Offering a unique set of case studies that invites readers to question and reimagine the concept of community engagement, this collected work provides an overview and analysis of numerous, creative participatory research methods designed to improve well-being at both the individual and societal level. In a world where there are enormous differences in the wealth and health of people, it is increasingly recognized that sustainable peace requires both a broad--‐based public commitment to nonviolence combined with noticeable increments in the wellbeing of people who occupy the lowest socioeconomic strata of societies. This volume focuses on the latter-how to use qualitative research methods to improve well-being of research participants, and thus, the wider society. The participatory research examples described in these chapters are meant to encourage researchers, scholars, and practitioners to question assumed knowledge about community engagement research and practice, and to inspire social justice-oriented scholarship.

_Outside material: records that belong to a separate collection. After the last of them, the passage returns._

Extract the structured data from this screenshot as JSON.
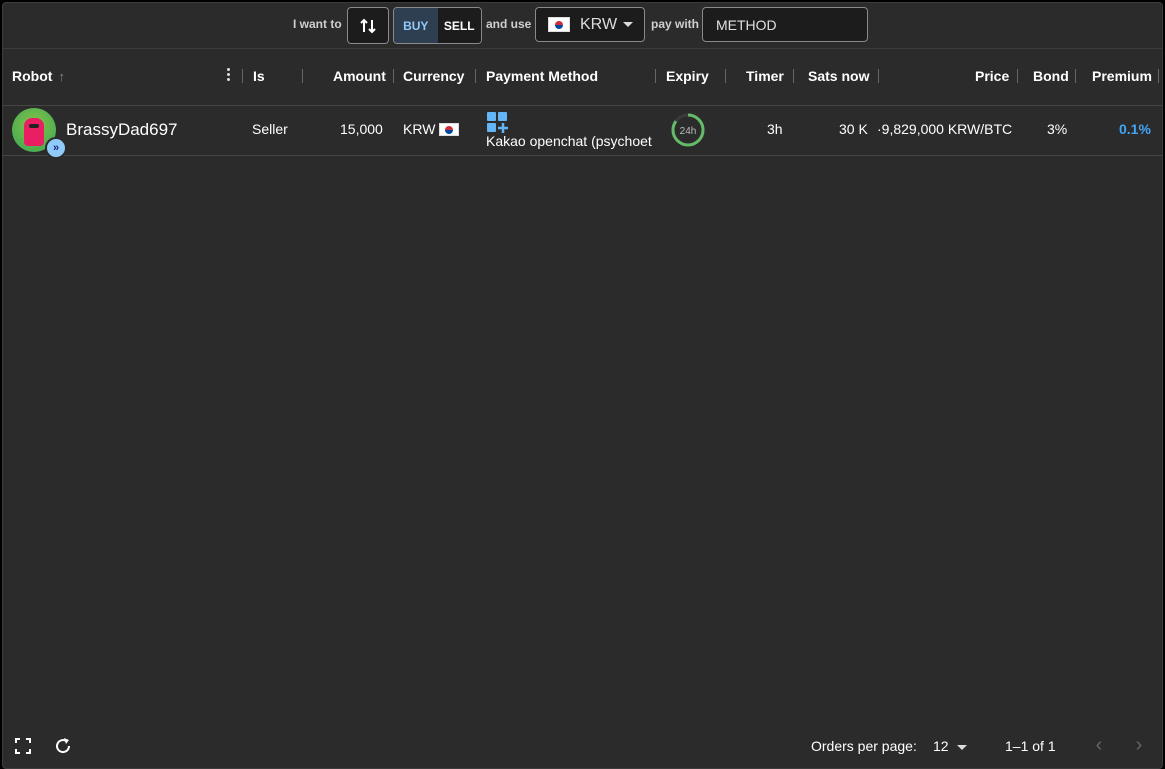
{
  "filter": {
    "i_want_to": "I want to",
    "buy": "BUY",
    "sell": "SELL",
    "and_use": "and use",
    "currency": "KRW",
    "pay_with": "pay with",
    "method_placeholder": "METHOD"
  },
  "columns": {
    "robot": "Robot",
    "is": "Is",
    "amount": "Amount",
    "currency": "Currency",
    "payment_method": "Payment Method",
    "expiry": "Expiry",
    "timer": "Timer",
    "sats_now": "Sats now",
    "price": "Price",
    "bond": "Bond",
    "premium": "Premium"
  },
  "orders": [
    {
      "robot": "BrassyDad697",
      "is": "Seller",
      "amount": "15,000",
      "currency": "KRW",
      "payment_method": "Kakao openchat (psychoet",
      "expiry": "24h",
      "expiry_fraction": 0.85,
      "timer": "3h",
      "sats_now": "30 K",
      "price": "·9,829,000 KRW/BTC",
      "bond": "3%",
      "premium": "0.1%"
    }
  ],
  "footer": {
    "orders_per_page_label": "Orders per page:",
    "orders_per_page": "12",
    "range": "1–1 of 1"
  },
  "colors": {
    "background": "#2b2b2b",
    "accent": "#90caf9",
    "premium": "#42a5f5",
    "expiry_ring": "#66bb6a"
  },
  "icons": {
    "swap": "swap-vert-icon",
    "fullscreen": "fullscreen-icon",
    "refresh": "refresh-icon",
    "payment_method": "add-box-grid-icon"
  }
}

The cases studies and methods portrayed are as varied as the situations and cultures in which they take place. In most of the case studies, the personal is linked to the political with a social justice imperative as participants from marginalized communities express an understanding of their own position within power hierarchies, deconstruct power relations, and experience a sense of agency. In other instances, the methods are no less participatory but the aim is more focused on inner and outer harmony, psychological wellbeing, conflict resolution and intergroup reconciliation. In all the cases studies, there is a strong emphasis on methods in which community members are at the center of efforts to promote social change. The methods described include group storytelling, community arts, asset mapping, dialogues, creative writing, embroidery, filmmaking, Photovoice, “writing back” to power, and other means of engaging in emancipatory praxis and promoting personal wellbeing. Taken together, the chapters illustrate creative ways in which community members, embedded in disadvantaged contexts, can engage in a dynamic process that stimulates individual and collective agency. Ultimately, this volume will provide readers with a deeper understanding of a wide range of creative, qualitative research methods, and will encourage establishment of an effective social justice agenda essential to human wellbeing and sustainable peace.